From where I’m sitting, it looks a whole lot like nothing at all. A government that went into the vote with the backing of 38 members in the House, emerged from the vote with… well, what do you know? Exactly the same endorsement. And this was all along the only conceivable outcome anyway. All 38 government MPs had made their voting intentions perfectly clear beforehand. Ditto for all 31 Opposition members, including the two independents.
The rest is simple mathematics… and even I (who have Marie Antoinette’s head for numbers) can work out the answer in a lot less than 13 hours.
Talk about laboriously foreshadowed endings, though. It almost reminds me the most predictable of the lot: ‘Scooby Doo’, the classic 1970s cartoon in which every single episode always ended with the same line: “And I would have gotten away with it, too… if it weren’t for you meddling (and/or pesky) kids…”
Only with a small variation: now, it is a case of: “And I DID get away with it, too…. all thanks to you pesky, meddling kids….”
But let’s look at what emerged from Monday’s marathon session (for so it has been described… even though ordinary marathons are usually run in around one third the time). Certainly, nothing new came out of the discussion itself. At most parts, it was as though each MP was speaking from within a private bubble of his or her own. Anything said before was simply waved aside as irrelevant.
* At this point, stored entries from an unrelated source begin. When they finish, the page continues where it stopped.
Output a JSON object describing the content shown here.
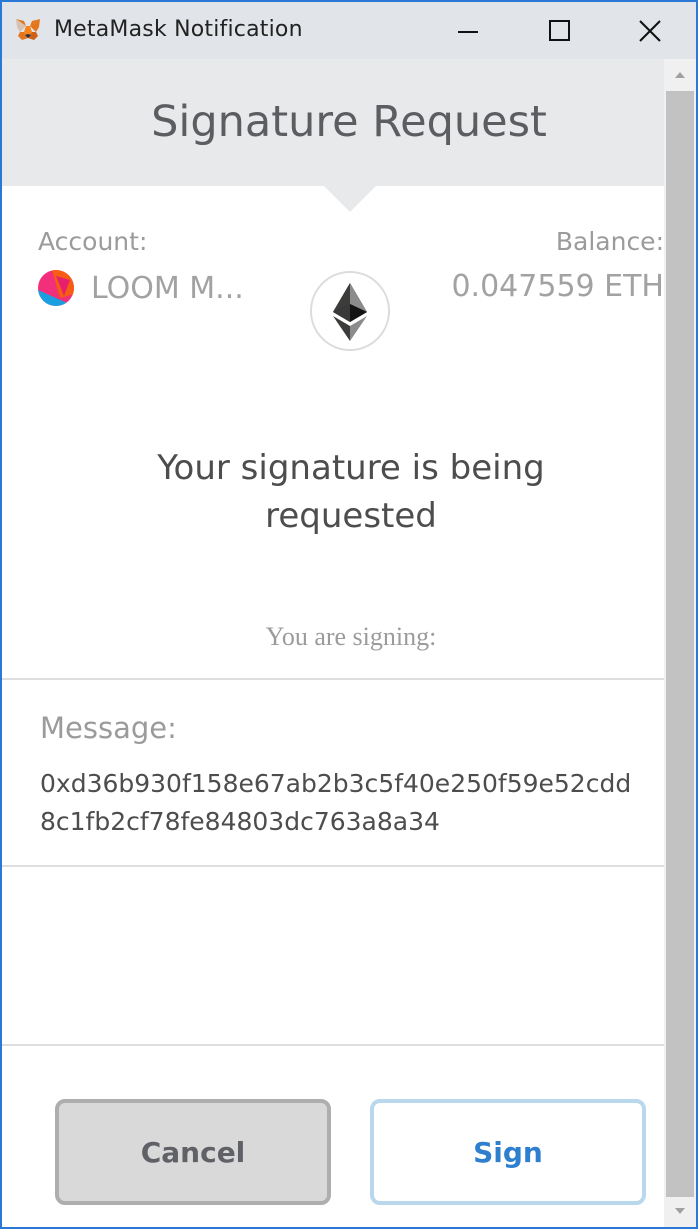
{
  "window": {
    "title": "MetaMask Notification",
    "border_color": "#2b79d6"
  },
  "icons": {
    "app": "metamask-fox-icon",
    "minimize": "minimize-icon",
    "maximize": "maximize-icon",
    "close": "close-icon",
    "token": "ethereum-icon",
    "scroll_up": "scroll-up-arrow-icon",
    "scroll_down": "scroll-down-arrow-icon"
  },
  "header": {
    "title": "Signature Request"
  },
  "account": {
    "label": "Account:",
    "name": "LOOM M...",
    "balance_label": "Balance:",
    "balance_value": "0.047559 ETH"
  },
  "request": {
    "text": "Your signature is being requested",
    "signing_label": "You are signing:"
  },
  "message": {
    "label": "Message:",
    "value": "0xd36b930f158e67ab2b3c5f40e250f59e52cdd8c1fb2cf78fe84803dc763a8a34"
  },
  "buttons": {
    "cancel": "Cancel",
    "sign": "Sign"
  },
  "colors": {
    "sign_text": "#2f7fcf",
    "header_bg": "#e7e9eb"
  }
}
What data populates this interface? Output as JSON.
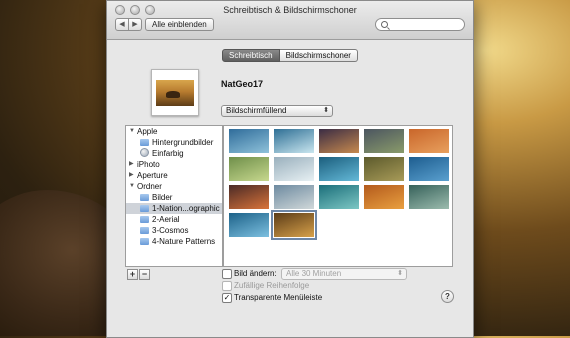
{
  "window": {
    "title": "Schreibtisch & Bildschirmschoner"
  },
  "toolbar": {
    "show_all_label": "Alle einblenden",
    "back_glyph": "◀",
    "forward_glyph": "▶"
  },
  "tabs": [
    {
      "label": "Schreibtisch",
      "active": true
    },
    {
      "label": "Bildschirmschoner",
      "active": false
    }
  ],
  "current": {
    "name": "NatGeo17",
    "fit_option": "Bildschirmfüllend"
  },
  "sidebar": {
    "items": [
      {
        "label": "Apple",
        "level": 0,
        "expanded": true,
        "icon": "apple-icon"
      },
      {
        "label": "Hintergrundbilder",
        "level": 1,
        "icon": "folder-icon"
      },
      {
        "label": "Einfarbig",
        "level": 1,
        "icon": "color-dot-icon"
      },
      {
        "label": "iPhoto",
        "level": 0,
        "expanded": false,
        "icon": "iphoto-icon"
      },
      {
        "label": "Aperture",
        "level": 0,
        "expanded": false,
        "icon": "aperture-icon"
      },
      {
        "label": "Ordner",
        "level": 0,
        "expanded": true,
        "icon": "folder-icon"
      },
      {
        "label": "Bilder",
        "level": 1,
        "icon": "folder-icon"
      },
      {
        "label": "1-Nation...ographic",
        "level": 1,
        "icon": "folder-icon",
        "selected": true
      },
      {
        "label": "2-Aerial",
        "level": 1,
        "icon": "folder-icon"
      },
      {
        "label": "3-Cosmos",
        "level": 1,
        "icon": "folder-icon"
      },
      {
        "label": "4-Nature Patterns",
        "level": 1,
        "icon": "folder-icon"
      }
    ]
  },
  "thumbnails": [
    {
      "c1": "#2f6c9a",
      "c2": "#8fc2da"
    },
    {
      "c1": "#2e6f95",
      "c2": "#c9e6ef"
    },
    {
      "c1": "#3a2c44",
      "c2": "#c78a4e"
    },
    {
      "c1": "#4b5560",
      "c2": "#8a9b6a"
    },
    {
      "c1": "#c9662a",
      "c2": "#e8a05e"
    },
    {
      "c1": "#6f8f4a",
      "c2": "#c7d88e"
    },
    {
      "c1": "#9ab0bd",
      "c2": "#e7f0f3"
    },
    {
      "c1": "#1b5e7d",
      "c2": "#64b9d8"
    },
    {
      "c1": "#5c5a2c",
      "c2": "#a89b58"
    },
    {
      "c1": "#1d5d8f",
      "c2": "#5aa0cf"
    },
    {
      "c1": "#4a2a26",
      "c2": "#d9743a"
    },
    {
      "c1": "#6d8aa0",
      "c2": "#d0d8d9"
    },
    {
      "c1": "#1b6e7a",
      "c2": "#7dc7c4"
    },
    {
      "c1": "#b35a1c",
      "c2": "#e9a040"
    },
    {
      "c1": "#36615a",
      "c2": "#9cbcae"
    },
    {
      "c1": "#1d6289",
      "c2": "#7dc0e0"
    },
    {
      "c1": "#5b3c18",
      "c2": "#d7a14a",
      "selected": true
    }
  ],
  "options": {
    "change_picture": {
      "label": "Bild ändern:",
      "checked": false
    },
    "interval": "Alle 30 Minuten",
    "random_order": {
      "label": "Zufällige Reihenfolge",
      "checked": false
    },
    "translucent_menu": {
      "label": "Transparente Menüleiste",
      "checked": true
    }
  },
  "buttons": {
    "add": "+",
    "remove": "−",
    "help": "?"
  }
}
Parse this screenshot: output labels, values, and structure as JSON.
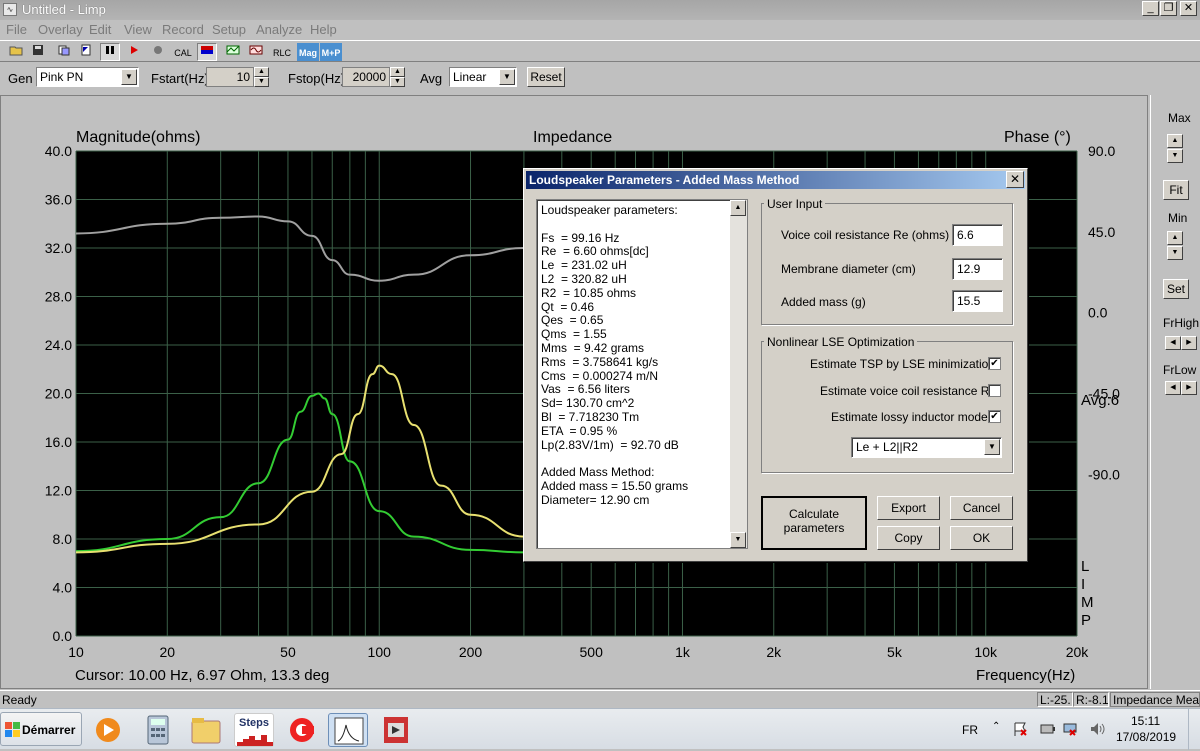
{
  "window": {
    "title": "Untitled - Limp"
  },
  "menu": [
    "File",
    "Overlay",
    "Edit",
    "View",
    "Record",
    "Setup",
    "Analyze",
    "Help"
  ],
  "toolbar": {
    "cal": "CAL",
    "rlc": "RLC",
    "mag": "Mag",
    "mp": "M+P"
  },
  "params": {
    "gen_label": "Gen",
    "gen_value": "Pink PN",
    "fstart_label": "Fstart(Hz)",
    "fstart_value": "10",
    "fstop_label": "Fstop(Hz)",
    "fstop_value": "20000",
    "avg_label": "Avg",
    "avg_value": "Linear",
    "reset_label": "Reset"
  },
  "plot": {
    "left_title": "Magnitude(ohms)",
    "center_title": "Impedance",
    "right_title": "Phase (°)",
    "left_ticks": [
      "40.0",
      "36.0",
      "32.0",
      "28.0",
      "24.0",
      "20.0",
      "16.0",
      "12.0",
      "8.0",
      "4.0",
      "0.0"
    ],
    "right_ticks": [
      "90.0",
      "45.0",
      "0.0",
      "-45.0",
      "-90.0"
    ],
    "x_ticks": [
      "10",
      "20",
      "50",
      "100",
      "200",
      "500",
      "1k",
      "2k",
      "5k",
      "10k",
      "20k"
    ],
    "x_title": "Frequency(Hz)",
    "cursor": "Cursor: 10.00 Hz, 6.97 Ohm, 13.3 deg",
    "avg_text": "Avg:6",
    "limp_letters": [
      "L",
      "I",
      "M",
      "P"
    ]
  },
  "chart_data": {
    "type": "line",
    "xlabel": "Frequency(Hz)",
    "ylabel": "Magnitude(ohms)",
    "y2label": "Phase (°)",
    "xscale": "log",
    "xlim": [
      10,
      20000
    ],
    "ylim": [
      0,
      40
    ],
    "y2lim": [
      -180,
      90
    ],
    "grid": true,
    "series": [
      {
        "color": "#33cc33",
        "x": [
          10,
          20,
          30,
          40,
          50,
          55,
          60,
          63,
          66,
          70,
          80,
          100,
          130,
          200,
          300,
          500
        ],
        "values": [
          7.0,
          8.0,
          9.8,
          12.6,
          16.2,
          18.5,
          19.8,
          20.0,
          19.6,
          18.3,
          14.4,
          10.3,
          8.2,
          7.1,
          6.9,
          6.8
        ]
      },
      {
        "color": "#e8e070",
        "x": [
          10,
          20,
          40,
          60,
          75,
          85,
          95,
          100,
          110,
          130,
          160,
          200,
          300,
          400,
          500
        ],
        "values": [
          6.9,
          7.6,
          9.2,
          11.9,
          15.0,
          18.3,
          21.6,
          22.3,
          21.6,
          17.4,
          12.4,
          10.0,
          8.2,
          7.6,
          7.3
        ]
      },
      {
        "color": "#a0a0a0",
        "x": [
          10,
          20,
          30,
          40,
          50,
          60,
          70,
          80,
          100,
          130,
          200,
          300,
          500
        ],
        "values": [
          33.2,
          34.0,
          34.5,
          34.6,
          34.2,
          33.0,
          31.0,
          29.8,
          29.3,
          29.8,
          31.4,
          32.0,
          32.4
        ]
      }
    ]
  },
  "rpanel": {
    "max": "Max",
    "fit": "Fit",
    "min": "Min",
    "set": "Set",
    "frhigh": "FrHigh",
    "frlow": "FrLow"
  },
  "status": {
    "ready": "Ready",
    "l": "L:-25.",
    "r": "R:-8.1",
    "mode": "Impedance Meas"
  },
  "taskbar": {
    "start": "Démarrer",
    "steps": "Steps",
    "lang": "FR",
    "time": "15:11",
    "date": "17/08/2019"
  },
  "dialog": {
    "title": "Loudspeaker Parameters - Added Mass Method",
    "results": "Loudspeaker parameters:\n\nFs  = 99.16 Hz\nRe  = 6.60 ohms[dc]\nLe  = 231.02 uH\nL2  = 320.82 uH\nR2  = 10.85 ohms\nQt  = 0.46\nQes  = 0.65\nQms  = 1.55\nMms  = 9.42 grams\nRms  = 3.758641 kg/s\nCms  = 0.000274 m/N\nVas  = 6.56 liters\nSd= 130.70 cm^2\nBl  = 7.718230 Tm\nETA  = 0.95 %\nLp(2.83V/1m)  = 92.70 dB\n\nAdded Mass Method:\nAdded mass = 15.50 grams\nDiameter= 12.90 cm",
    "user_input": {
      "title": "User Input",
      "re_label": "Voice coil resistance Re (ohms)",
      "re_value": "6.6",
      "diam_label": "Membrane diameter (cm)",
      "diam_value": "12.9",
      "mass_label": "Added mass (g)",
      "mass_value": "15.5"
    },
    "lse": {
      "title": "Nonlinear LSE Optimization",
      "tsp_label": "Estimate TSP by LSE minimization",
      "tsp_checked": true,
      "re_label": "Estimate voice coil resistance Re",
      "re_checked": false,
      "ind_label": "Estimate lossy inductor model",
      "ind_checked": true,
      "model_value": "Le + L2||R2"
    },
    "buttons": {
      "calc": "Calculate\nparameters",
      "export": "Export",
      "cancel": "Cancel",
      "copy": "Copy",
      "ok": "OK"
    }
  }
}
So whenever Opposition members challenged the government to publish its energy contracts, to take action over Panamagate, etc…. the next government MP would simply talk about whichever area of the government’s three-year record happened to be most convenient.
For Deborah Schembri and Helena Dalli, it was all the legislation concerning civil rights and equality. For Silvio Parnis, it was things like childcare centres and reduced tariffs for hairdressers. And for pretty much everyone else, it was economic growth and jobs.
Hardly any government speakers even alluded to corruption or to Panama at all. And who can blame them? The topic of the debate had been chosen by the Opposition. And it wasn’t corruption or Panama; it was a vote of confidence in the government.
Automatically, then, any aspect of government activity over the last three years becomes fair game for discussion. In fact, it would have to be discussed: if you’re going to reconfirm or withdraw your approval of the present government, it follows that you have to look closely at what it is you are actually approving or rejecting.
Small wonder the debate itself would turn out to be as eminently predictable as its outcome. The chosen topic afforded Muscat every escape route imaginable. It even allowed Justice Minister Owen Bonnici to amend the motion into one of “approval of the government’s achievements”. Entirely appropriate for a vote of confidence, perhaps; entirely inappropriate, however, if the intention behind the motion was to force the government to take the action it has so far avoided taking.
Makes you wonder why the Opposition even tabled the motion at all. Why give an ‘embattled’ prime minister the opportunity to so easily legitimise his position? For that, ultimately, was the actual outcome. Not only did Muscat ‘survive’ the challenge with ease – as all but the most seriously deluded obviously expected – but he even emerged strengthened as a result.
It is, of course, an illusion of strength… you and I know this, because we know how things work here. But illusions are powerful things, in a political world ruled primarily by perception. Even if Monday’s debate was all along a travesty, in that there never was any danger of a backbencher to begin with… well, that’s not the impression the rest of the world might have had until that point.
Anyone who read the European Observer last week, for instance, might have expected a sudden Constitutional crisis. They were told that Muscat was ‘embattled’, and that his parliamentary majority was hanging by a thread.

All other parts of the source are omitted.